Poll: Bush Strong on Terrorism, Wrong on Katrina
March 8, 2006 — -- There are highs and lows in public opinion for President Bush today, as the Senate moves toward accord on his controversial surveillance program and he visits New Orleans to survey hurricane recovery efforts.
The president's good news involves what's long been his best issue, the nation's response to terrorism. Sixty-two percent of Americans in the latest ABC News/Washington Post poll support extending the Patriot Act, which he's scheduled to sign Thursday.
A narrower majority -- 54 percent -- calls the National Security Agency's warrantless wiretap program acceptable. Senate Republicans reportedly have reached an agreement with the White House on allowing such wiretaps for up to 45 days without court clearance.

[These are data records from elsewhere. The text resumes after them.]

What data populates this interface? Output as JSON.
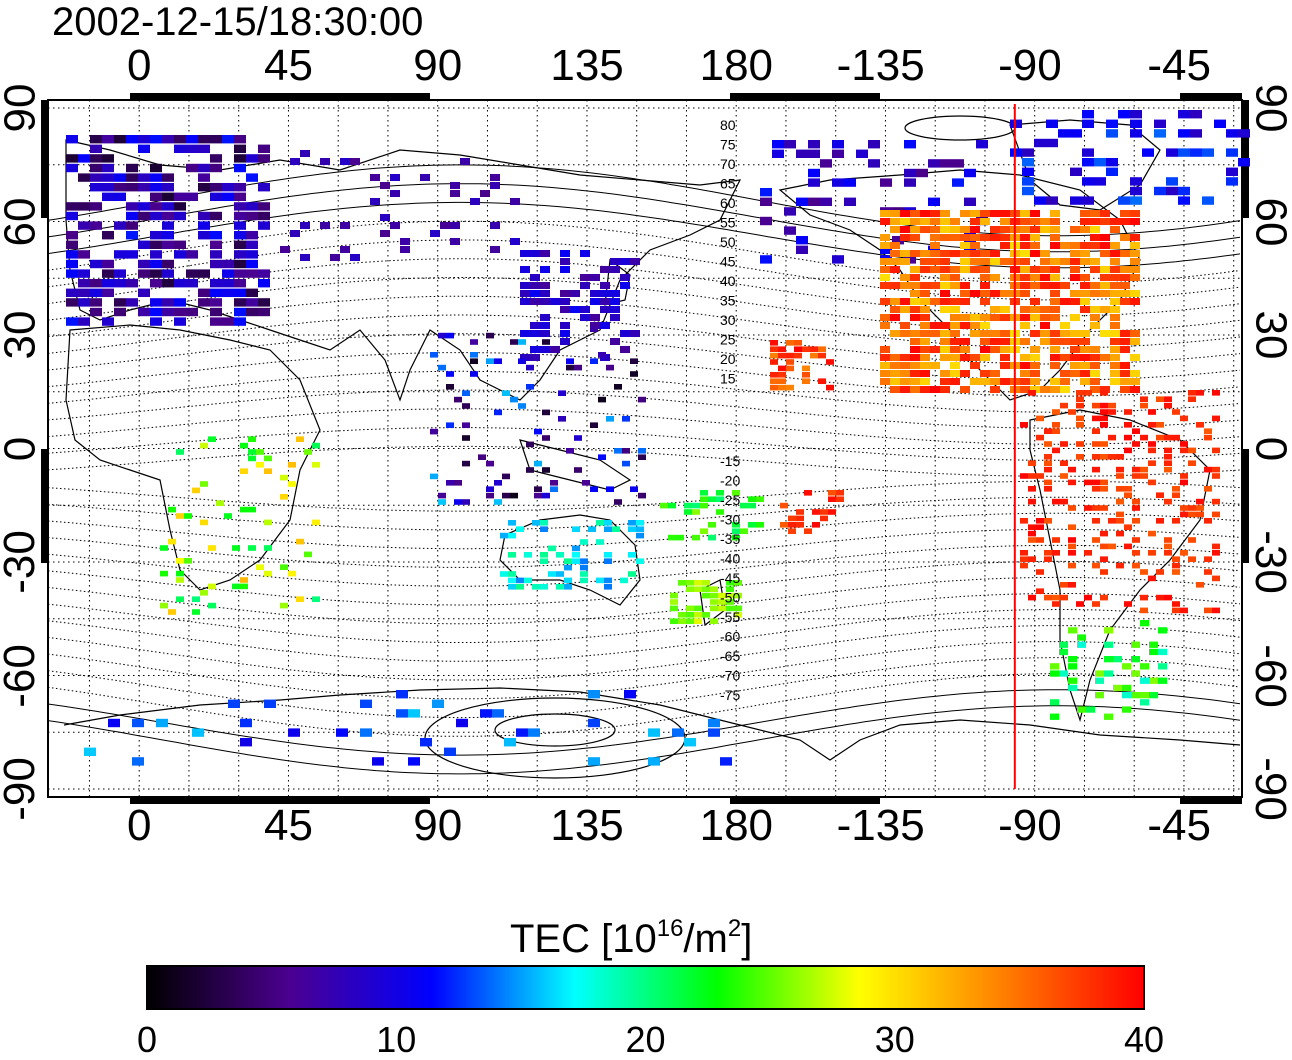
{
  "title": "2002-12-15/18:30:00",
  "map": {
    "lon_ticks": [
      "0",
      "45",
      "90",
      "135",
      "180",
      "-135",
      "-90",
      "-45"
    ],
    "lat_ticks": [
      "90",
      "60",
      "30",
      "0",
      "-30",
      "-60",
      "-90"
    ],
    "marker_longitude": -96,
    "contour_labels_north": [
      "80",
      "75",
      "70",
      "65",
      "60",
      "55",
      "50",
      "45",
      "40",
      "35",
      "30",
      "25",
      "20",
      "15"
    ],
    "contour_labels_south": [
      "-15",
      "-20",
      "-25",
      "-30",
      "-35",
      "-40",
      "-45",
      "-50",
      "-55",
      "-60",
      "-65",
      "-70",
      "-75"
    ]
  },
  "colorbar": {
    "title_text": "TEC  [10",
    "title_sup": "16",
    "title_mid": "/m",
    "title_sup2": "2",
    "title_end": "]",
    "ticks": [
      "0",
      "10",
      "20",
      "30",
      "40"
    ],
    "min": 0,
    "max": 40,
    "colors": [
      "#000000",
      "#4b0090",
      "#0000ff",
      "#00ffff",
      "#00ff00",
      "#ffff00",
      "#ff8000",
      "#ff0000"
    ]
  }
}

While most Democrats and liberals oppose the Patriot Act renewal, larger majorities of other political and ideological groups -- independents, moderates, Republicans and conservatives -- support it.
At the same time, however, privacy is a growing concern. The country is divided on whether the government is or is not doing enough to protect Americans' rights as it conducts the war on terrorism: 46 percent say it is, but 51 percent think not -- over half for the first time and double what it was in fall 2002. In this case, most conservatives and Republicans think the country's doing enough; others are more apt to think not.
Handling the campaign against terrorism is still Bush's best issue. A slight majority, 52 percent, supports his handling of it overall. That's well down from his career average 67 percent. While 56 percent think the country is safer from terrorism than it was before Sept. 11, 2001, that's down too, from 64 percent in January.
New Orleans — Bush's ratings on hurricane response are far worse. In retrospect, 63 percent now disapprove of the way the president handled the government's response to Hurricane Katrina -- his single worst rating of eight issues tested, and nine points worse now than it was two weeks after the hurricane struck.